Latin America is a region of crypto contrasts, a new Chainalysis report shows.
The vast territory boasts strong grassroots adoption of cryptocurrencies despite the economies in the region generally being some of the smallest in the world. In El Salvador, Bitcoin was made legal tender in 2021, but neighbouring countries Bolivia and the Dominican Republic have restricted the use of crypto assets within their borders. Brazilians and Mexicans prefer speculating on altcoins, while Colombians and Venezuelans prefer to safeguard the value of their savings from hyperinflation through stablecoins.
The financial, economic and political dynamics of the countries within the region create singular relationships to cryptocurrency, from adoption levels to regulations, types of assets held, and exchanges used.
In the region’s largest economies - Brazil, Mexico, and Argentina - digital assets have higher adoption levels than in most other countries worldwide. For different reasons, crypto has become an important part of the day-to-day workings of governments, companies and individuals.
According to the report by the on-chain data analysis firm, the proactive stance taken by the Brazilian government and the private sector towards crypto put the country “more in line with wealthier regions that were earlier to adopt crypto, such as North America and Western Europe, more so than its regional neighbors.”
As a neighbor to the U.S., Mexico is the second-biggest receiver of remittances in the world, and the strength of the crypto ecosystem is maintained by nationals living abroad. In 2022 alone, Mexican exchange Bitso processed over $3.3 billion in crypto remittances.
While these countries make the most of crypto, some smaller regional peers have low adoption levels.

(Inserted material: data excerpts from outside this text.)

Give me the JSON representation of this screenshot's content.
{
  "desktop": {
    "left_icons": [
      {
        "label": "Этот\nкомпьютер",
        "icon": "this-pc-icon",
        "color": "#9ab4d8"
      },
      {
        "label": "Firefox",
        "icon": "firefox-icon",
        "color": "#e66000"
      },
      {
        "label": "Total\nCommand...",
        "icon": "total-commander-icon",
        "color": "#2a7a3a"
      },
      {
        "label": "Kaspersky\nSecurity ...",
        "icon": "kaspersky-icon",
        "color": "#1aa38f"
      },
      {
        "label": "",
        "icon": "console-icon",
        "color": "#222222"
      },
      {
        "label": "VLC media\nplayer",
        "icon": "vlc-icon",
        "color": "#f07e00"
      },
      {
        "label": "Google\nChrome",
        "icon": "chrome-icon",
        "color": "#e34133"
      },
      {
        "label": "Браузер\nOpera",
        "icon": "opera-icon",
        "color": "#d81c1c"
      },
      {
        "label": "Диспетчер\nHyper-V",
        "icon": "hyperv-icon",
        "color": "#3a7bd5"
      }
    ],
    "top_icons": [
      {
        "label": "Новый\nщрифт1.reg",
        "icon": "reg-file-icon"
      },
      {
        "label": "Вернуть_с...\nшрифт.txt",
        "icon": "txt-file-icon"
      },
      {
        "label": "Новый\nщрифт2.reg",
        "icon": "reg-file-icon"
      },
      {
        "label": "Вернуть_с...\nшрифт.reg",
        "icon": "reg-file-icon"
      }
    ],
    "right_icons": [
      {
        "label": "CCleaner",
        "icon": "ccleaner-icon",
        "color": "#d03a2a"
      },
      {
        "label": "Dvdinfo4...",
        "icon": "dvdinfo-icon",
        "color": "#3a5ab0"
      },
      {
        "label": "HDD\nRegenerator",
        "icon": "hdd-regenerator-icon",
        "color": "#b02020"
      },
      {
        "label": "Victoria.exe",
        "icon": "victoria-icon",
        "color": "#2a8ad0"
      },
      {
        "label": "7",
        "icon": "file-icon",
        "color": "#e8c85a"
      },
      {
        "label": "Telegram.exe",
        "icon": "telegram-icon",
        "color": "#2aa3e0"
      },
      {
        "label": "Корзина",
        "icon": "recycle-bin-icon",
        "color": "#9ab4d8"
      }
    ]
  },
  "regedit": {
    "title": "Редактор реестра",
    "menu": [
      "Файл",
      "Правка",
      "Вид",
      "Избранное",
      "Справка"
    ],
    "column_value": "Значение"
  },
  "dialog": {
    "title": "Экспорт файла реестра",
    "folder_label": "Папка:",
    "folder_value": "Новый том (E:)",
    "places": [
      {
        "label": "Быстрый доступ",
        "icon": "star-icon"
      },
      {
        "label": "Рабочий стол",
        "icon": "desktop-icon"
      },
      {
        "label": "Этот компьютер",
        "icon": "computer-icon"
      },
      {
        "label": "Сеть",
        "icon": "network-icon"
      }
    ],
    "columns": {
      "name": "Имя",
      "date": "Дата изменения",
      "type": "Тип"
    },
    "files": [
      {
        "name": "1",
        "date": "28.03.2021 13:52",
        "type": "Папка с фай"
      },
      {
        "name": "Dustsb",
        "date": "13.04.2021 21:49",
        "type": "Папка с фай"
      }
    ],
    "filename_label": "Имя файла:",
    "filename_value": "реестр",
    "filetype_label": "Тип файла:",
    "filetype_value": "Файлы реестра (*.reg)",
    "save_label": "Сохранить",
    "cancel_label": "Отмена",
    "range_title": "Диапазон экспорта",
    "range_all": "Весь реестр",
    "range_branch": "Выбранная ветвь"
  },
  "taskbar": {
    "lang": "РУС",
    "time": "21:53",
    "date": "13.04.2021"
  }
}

Cuba, Guatemala, and Honduras, along with several other neighbors, are at the bottom of this year's global crypto adoption index.
Persistent high inflation makes Argentina and Venezuela fertile ground for cryptocurrency use. However, the need for protection against rising living costs creates a preference for stablecoins over more speculative digital assets.
Despite the support in maintaining income value, Argentinian banks are forbidden to trade digital assets or offer crypto to clients. This is an identical legal scenario to Bolivia but a huge contrast with El Salvador, where the government has used every tool at its disposal to incentivize the adoption of Bitcoin since it became legal tender in 2021.
There is one thing in common across all these territories - a preference for centralized exchanges (CEXs). In Latin America, CEXs are used for 63.8% of transactions compared with 48% in the rest of the world.
Nonetheless, divergences can still be observed, with Venezuela using CEXs 98% of the time and Mexico just 46%.
Homogeneity would be impossible to achieve in this immense continent, encapsulated between three oceans, facing Antarctica at its southern tip, and bordering the most powerful nation on earth in the north.
Yet, as a region often seen as a whole due to the common culture, politics, and the economic past of the countries that are part of it, one wonders if the crypto scene will continue being as disparate as it is now.